Thursday, October 17, 2024

Decor Disasters

Sorry for the planner talk two posts in a row. It's October, which is close enough to 2025 for it to be planner season and I'm excited.

I'm sharing more from my 2024 planner although I'm going to embarrass myself because my work is clearly amateurish. I'm learning and I hope to improve as I do this a few more times.

Because I enjoy vellum images, I decided to add some to the blank pages in my soon-to-be-expired planner. I tried pasting them down, taping in tip-ins on the inner edge, the outer edge, and the bottom edge, and it was a mixed bag.

Some of it kind of turned out okay. Most of it didn't end up looking very good at all. And I have more vellum to try out as I desperately try to fill up pages.

The crazy thing is that a lot of people who use this planner create daily pages on these blank pages (368 of them, perfect for a year's worth) and I never thought of it. Argh!

Next year, I will use the blank pages to journal one page a day and won't have this problem.

I started with a tip-in. For those unfamiliar, that means the page is only attached on one side and it opens out to show the page below. I fastened this one to the spine side. And somehow, I cut the vellum too short for the book. I had it laid right over the page while I cut with the scissors, so I don't know how it happened, but otherwise it pasted in well and works as expected. I'm giving myself a B+.
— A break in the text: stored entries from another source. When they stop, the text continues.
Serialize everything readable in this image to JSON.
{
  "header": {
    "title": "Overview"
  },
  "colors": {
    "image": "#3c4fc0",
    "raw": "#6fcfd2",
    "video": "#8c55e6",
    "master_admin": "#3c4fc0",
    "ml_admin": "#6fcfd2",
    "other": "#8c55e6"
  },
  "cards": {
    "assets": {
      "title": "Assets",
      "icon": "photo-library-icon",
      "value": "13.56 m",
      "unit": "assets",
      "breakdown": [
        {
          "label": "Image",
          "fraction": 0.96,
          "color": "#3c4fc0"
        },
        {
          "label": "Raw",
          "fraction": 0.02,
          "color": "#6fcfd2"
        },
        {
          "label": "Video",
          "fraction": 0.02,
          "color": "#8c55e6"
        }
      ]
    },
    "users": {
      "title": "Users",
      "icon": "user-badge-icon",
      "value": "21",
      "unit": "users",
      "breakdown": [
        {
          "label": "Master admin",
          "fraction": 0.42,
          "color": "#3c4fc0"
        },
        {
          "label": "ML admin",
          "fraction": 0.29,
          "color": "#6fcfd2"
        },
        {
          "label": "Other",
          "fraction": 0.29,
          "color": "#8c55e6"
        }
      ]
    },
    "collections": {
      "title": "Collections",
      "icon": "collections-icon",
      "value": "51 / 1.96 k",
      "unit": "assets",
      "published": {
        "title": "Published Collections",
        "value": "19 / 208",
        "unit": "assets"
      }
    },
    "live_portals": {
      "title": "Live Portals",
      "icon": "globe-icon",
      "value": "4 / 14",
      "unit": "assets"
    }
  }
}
The vellum on these two pages is pasted down on the left, and a tip-in on the right. This one is pasted down at the bottom edge.

This one? Well, the left page has very little room left to write and it's narrow at the top before widening out. The tip-in on the right is a mess. I ended up just folding the vellum at the tape line in order to write. This one is probably a D.


I had a small piece of vellum left over from this design and I just pasted it down on the top of the next page. Nothing special. Grade is a C.


New day, new design for the vellum. The picture above this paragraph is the tip-in from the front view. The picture below is with the tip-in paged over to expose the notebook page below.


On the plus side, this page was cut much closer to the right size than the previous version. The negative? I taped it down too far onto the writing page and it pulls it, which I don't like. I did better the first time I tried this. C-.


There was a little problem with the glue here. I tried to rub it off, but as you can see on the left-hand side, I wasn't successful at getting it off. I also managed to crinkle the pages, and I didn't get the vellum on the right-hand side glued down correctly. I ended up taking a scissors to trim off the excess. F. Maybe an F-.


The final two pictures are the same page. This is a tip-in I fastened to the outer edge of the page. This also got into epic fail territory. I managed to crinkle the page badly, the tape isn't folded over the page well, pulling on the other side, and it's horrible. Another F-


I'm hoping I get better at this because I really do enjoy the idea, and the vellum looks so cool when it's done even halfway correctly. 

I have eight more pages of vellum design printed. If I can't figure it out in that number, I might have to give it up.